Ukraine’s prime minister, Oleksiy Honcharuk, has said that achieving 40 per cent GDP growth over the next five years is a “quite realistic and achievable goal”, but added that it can only be achieved if reforms are carried out, the Ukrainian press has reported.
Speaking at the Re:Think Invest in Ukraine Forum in Mariupol, Mr Honcharuk emphasised that the signing of a new, long-term cooperation programme with the International Monetary Fund (IMF) would be a clear signal for international players, proving that the country’s macroeconomic foundations for further growth are strong.
This growth, however, will not happen without eliminating corruption and making the court system fair, he added.
Mr Honcharuk confirmed that the IMF’s mission will be back in Kyiv in early November to continue negotiations on a new standby arrangement.
According to the National Bank of Ukraine, the government should seek a long-term programme totalling around 8-10 billion US dollars and receive the first tranche – roughly two billion US dollars – as early as the end of this year.
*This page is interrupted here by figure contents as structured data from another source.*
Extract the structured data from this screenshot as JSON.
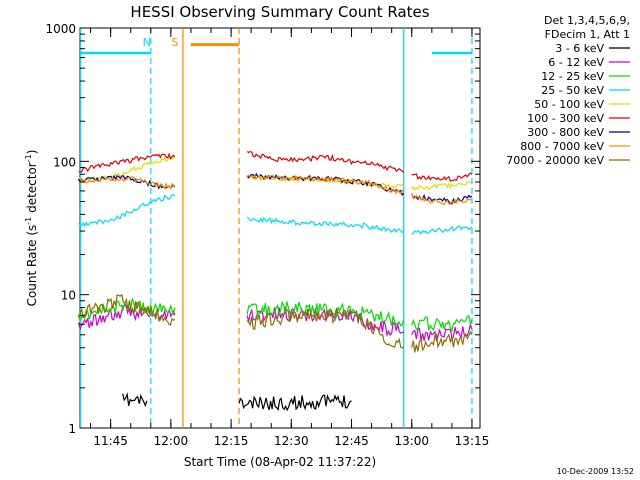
{
  "chart_data": {
    "type": "line",
    "title": "HESSI Observing Summary Count Rates",
    "xlabel": "Start Time (08-Apr-02 11:37:22)",
    "ylabel": "Count Rate (s-1 detector-1)",
    "ylabel_parts": {
      "base": "Count Rate (s",
      "sup1": "-1",
      "mid": " detector",
      "sup2": "-1",
      "end": ")"
    },
    "y_scale": "log",
    "ylim": [
      1,
      1000
    ],
    "y_ticks": [
      1,
      10,
      100,
      1000
    ],
    "y_tick_labels": [
      "1",
      "10",
      "100",
      "1000"
    ],
    "xlim": [
      "11:37:22",
      "13:17:00"
    ],
    "x_ticks": [
      "11:45",
      "12:00",
      "12:15",
      "12:30",
      "12:45",
      "13:00",
      "13:15"
    ],
    "legend": {
      "placement": "outside-right",
      "header": [
        "Det 1,3,4,5,6,9,",
        "FDecim 1, Att 1"
      ]
    },
    "date_stamp": "10-Dec-2009 13:52",
    "annotations": [
      {
        "text": "N",
        "time": "11:54",
        "color": "#00d8ff"
      },
      {
        "text": "S",
        "time": "12:01",
        "color": "#ff8c00"
      }
    ],
    "night_markers": {
      "color": "#00d8ff",
      "solid": [
        "11:37:30",
        "12:58:00"
      ],
      "dashed": [
        "11:55:00",
        "13:15:00"
      ],
      "bar_y": 650,
      "bar_spans": [
        [
          "11:37:30",
          "11:55:00"
        ],
        [
          "13:05:00",
          "13:15:00"
        ]
      ]
    },
    "saa_markers": {
      "color": "#ff8c00",
      "solid": [
        "12:03:00"
      ],
      "dashed": [
        "12:17:00"
      ],
      "bar_y": 750,
      "bar_span": [
        "12:05:00",
        "12:17:00"
      ]
    },
    "series": [
      {
        "name": "3 - 6 keV",
        "color": "#000000",
        "segments": [
          [
            [
              "11:48",
              1.6
            ],
            [
              "11:54",
              1.6
            ]
          ],
          [
            [
              "12:17",
              1.5
            ],
            [
              "12:45",
              1.6
            ]
          ]
        ]
      },
      {
        "name": "6 - 12 keV",
        "color": "#cc00cc",
        "segments": [
          [
            [
              "11:37",
              6
            ],
            [
              "11:45",
              7
            ],
            [
              "11:50",
              7.5
            ],
            [
              "11:55",
              7
            ],
            [
              "12:00",
              7
            ],
            [
              "12:01",
              7
            ]
          ],
          [
            [
              "12:19",
              7
            ],
            [
              "12:30",
              7.2
            ],
            [
              "12:45",
              7
            ],
            [
              "12:50",
              6
            ],
            [
              "12:55",
              5.5
            ],
            [
              "12:58",
              5.2
            ]
          ],
          [
            [
              "13:00",
              5
            ],
            [
              "13:05",
              5
            ],
            [
              "13:10",
              5
            ],
            [
              "13:15",
              5.5
            ]
          ]
        ]
      },
      {
        "name": "12 - 25 keV",
        "color": "#00dd00",
        "segments": [
          [
            [
              "11:37",
              7
            ],
            [
              "11:45",
              8
            ],
            [
              "11:50",
              8.5
            ],
            [
              "11:55",
              7.5
            ],
            [
              "12:00",
              8
            ],
            [
              "12:01",
              8
            ]
          ],
          [
            [
              "12:19",
              7.5
            ],
            [
              "12:30",
              8
            ],
            [
              "12:45",
              7.5
            ],
            [
              "12:50",
              7
            ],
            [
              "12:55",
              6.5
            ],
            [
              "12:58",
              6.5
            ]
          ],
          [
            [
              "13:00",
              6.2
            ],
            [
              "13:05",
              6
            ],
            [
              "13:10",
              6
            ],
            [
              "13:15",
              6.5
            ]
          ]
        ]
      },
      {
        "name": "25 - 50 keV",
        "color": "#00d8ff",
        "segments": [
          [
            [
              "11:37",
              33
            ],
            [
              "11:42",
              35
            ],
            [
              "11:47",
              38
            ],
            [
              "11:52",
              45
            ],
            [
              "11:57",
              52
            ],
            [
              "12:01",
              55
            ]
          ],
          [
            [
              "12:19",
              37
            ],
            [
              "12:30",
              35
            ],
            [
              "12:40",
              34
            ],
            [
              "12:48",
              33
            ],
            [
              "12:55",
              30
            ],
            [
              "12:58",
              30
            ]
          ],
          [
            [
              "13:00",
              29
            ],
            [
              "13:05",
              30
            ],
            [
              "13:10",
              31
            ],
            [
              "13:15",
              32
            ]
          ]
        ]
      },
      {
        "name": "50 - 100 keV",
        "color": "#dddd00",
        "segments": [
          [
            [
              "11:37",
              72
            ],
            [
              "11:42",
              74
            ],
            [
              "11:47",
              78
            ],
            [
              "11:52",
              90
            ],
            [
              "11:57",
              100
            ],
            [
              "12:01",
              108
            ]
          ],
          [
            [
              "12:19",
              75
            ],
            [
              "12:30",
              74
            ],
            [
              "12:40",
              73
            ],
            [
              "12:50",
              68
            ],
            [
              "12:55",
              65
            ],
            [
              "12:58",
              65
            ]
          ],
          [
            [
              "13:00",
              63
            ],
            [
              "13:05",
              64
            ],
            [
              "13:10",
              66
            ],
            [
              "13:15",
              68
            ]
          ]
        ]
      },
      {
        "name": "100 - 300 keV",
        "color": "#e00000",
        "segments": [
          [
            [
              "11:37",
              85
            ],
            [
              "11:42",
              92
            ],
            [
              "11:47",
              98
            ],
            [
              "11:52",
              105
            ],
            [
              "11:57",
              110
            ],
            [
              "12:01",
              108
            ]
          ],
          [
            [
              "12:19",
              115
            ],
            [
              "12:25",
              105
            ],
            [
              "12:33",
              102
            ],
            [
              "12:38",
              108
            ],
            [
              "12:45",
              100
            ],
            [
              "12:50",
              95
            ],
            [
              "12:55",
              88
            ],
            [
              "12:58",
              82
            ]
          ],
          [
            [
              "13:00",
              78
            ],
            [
              "13:05",
              75
            ],
            [
              "13:10",
              74
            ],
            [
              "13:15",
              80
            ]
          ]
        ]
      },
      {
        "name": "300 - 800 keV",
        "color": "#000090",
        "segments": [
          [
            [
              "11:37",
              72
            ],
            [
              "11:42",
              74
            ],
            [
              "11:47",
              76
            ],
            [
              "11:52",
              72
            ],
            [
              "11:57",
              65
            ],
            [
              "12:01",
              64
            ]
          ],
          [
            [
              "12:19",
              78
            ],
            [
              "12:30",
              75
            ],
            [
              "12:40",
              74
            ],
            [
              "12:50",
              68
            ],
            [
              "12:55",
              60
            ],
            [
              "12:58",
              58
            ]
          ],
          [
            [
              "13:00",
              55
            ],
            [
              "13:05",
              52
            ],
            [
              "13:10",
              50
            ],
            [
              "13:15",
              55
            ]
          ]
        ]
      },
      {
        "name": "800 - 7000 keV",
        "color": "#ff8c00",
        "segments": [
          [
            [
              "11:37",
              70
            ],
            [
              "11:42",
              72
            ],
            [
              "11:47",
              74
            ],
            [
              "11:52",
              73
            ],
            [
              "11:57",
              66
            ],
            [
              "12:01",
              65
            ]
          ],
          [
            [
              "12:19",
              76
            ],
            [
              "12:30",
              75
            ],
            [
              "12:40",
              73
            ],
            [
              "12:50",
              68
            ],
            [
              "12:55",
              60
            ],
            [
              "12:58",
              58
            ]
          ],
          [
            [
              "13:00",
              55
            ],
            [
              "13:05",
              50
            ],
            [
              "13:10",
              49
            ],
            [
              "13:15",
              52
            ]
          ]
        ]
      },
      {
        "name": "7000 - 20000 keV",
        "color": "#887000",
        "segments": [
          [
            [
              "11:37",
              7
            ],
            [
              "11:42",
              8
            ],
            [
              "11:47",
              9
            ],
            [
              "11:52",
              8
            ],
            [
              "11:57",
              7
            ],
            [
              "12:01",
              6.5
            ]
          ],
          [
            [
              "12:19",
              6
            ],
            [
              "12:25",
              6.5
            ],
            [
              "12:30",
              7
            ],
            [
              "12:40",
              7
            ],
            [
              "12:47",
              6.8
            ],
            [
              "12:52",
              5
            ],
            [
              "12:58",
              4
            ]
          ],
          [
            [
              "13:00",
              4
            ],
            [
              "13:05",
              4.5
            ],
            [
              "13:10",
              4.5
            ],
            [
              "13:15",
              5
            ]
          ]
        ]
      }
    ]
  }
}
The Ukrainian PM also announced that he had signed a memorandum with European Bank for Reconstruction and Development (EBRD) vice president Alain Pilloux on a regional road financing programme providing loans for infrastructure development in the Kherson region. The first tranche amounts to 300 million euros.
“We are now on the verge of an economic breakthrough. We are all confident, we really believe in it and are doing everything for this,” Ukraine’s president Volodymyr Zelensky told the audience in Mariupol, noting that the country “is becoming a truly stable and predictable market with significant opportunities for business expansion.”